Some clinicians will discuss a short bridge or a taper plan, based on your history and local rules. Others will direct you to an in-person prescriber for controlled meds. Either outcome can still reduce risk, since sudden stops can be rough.

Don’t Stop Suddenly Without A Plan

Stopping benzodiazepines abruptly can cause withdrawal symptoms, and in some cases that can be dangerous. If you’re running out, call the prescriber who last wrote it and your pharmacy first, then schedule follow-up care.

Signs You Should Skip Routine Telehealth And Get Urgent Care

Some anxiety symptoms overlap with medical emergencies. If you have any of the below, get urgent evaluation right away:

  • Chest pain, fainting, or severe shortness of breath
  • New confusion, severe agitation, or hallucinations
  • Seizure activity
  • Suicidal thoughts, self-harm urges, or a plan to hurt yourself
  • Severe withdrawal symptoms after stopping a sedative

If you’re in immediate danger, call your local emergency number.

Table: Questions That Get You A Clear Answer Fast

If you decide to use an online platform for anxiety care, these questions keep the visit practical and reduce back-and-forth.

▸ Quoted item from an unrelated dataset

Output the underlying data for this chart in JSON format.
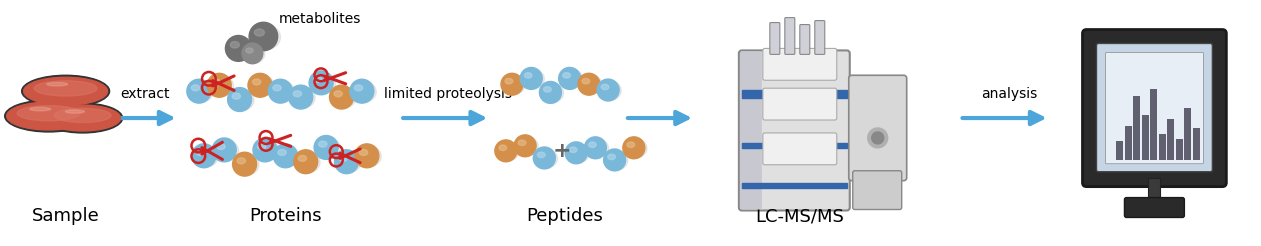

Question Why It Helps What To Bring
Do you prescribe any controlled meds for anxiety? Sets expectations in one line Your current med list
If not, what are your common first choices for panic or daily anxiety? Shows the care style and options Past meds tried and side effects
How soon should I expect changes after starting a daily med? Prevents early quit-and-switch cycles Symptom timeline
What follow-up schedule do you use for dose changes? Shows monitoring depth Calendar availability
What would make you refer me to in-person psychiatry? Clarifies limits of the service Any prior diagnoses
Can you coordinate with my local clinician if I already have a prescriber? Helps continuity Release forms if requested

If Your Real Question Is “Can I Get Xanax Online At All?”

Some licensed clinicians can prescribe certain controlled substances through telehealth in certain situations, under defined criteria and rules. The details can hinge on the clinician’s setup, state rules, and which federal pathway applies.

Start with official policy pages rather than blogs. The HHS overview on telehealth prescribing of controlled substances is the cleanest hub to begin with, since it outlines when it may be allowed and what conditions can apply.

How To Pick The Right Next Step

If your anxiety is mild to moderate and you want a steady plan, telehealth that offers non-controlled options can be a fit. If you’re already on a benzodiazepine and need refills, you’ll likely need an in-person prescriber or a telehealth service that explicitly handles controlled meds under a valid pathway.

If panic attacks are frequent, sleep is wrecked, or you’re avoiding daily life, the best move is the one that gets you consistent follow-up. That’s what drives progress month to month.

And if your symptoms feel unsafe, don’t wrestle with platform limits. Get urgent evaluation.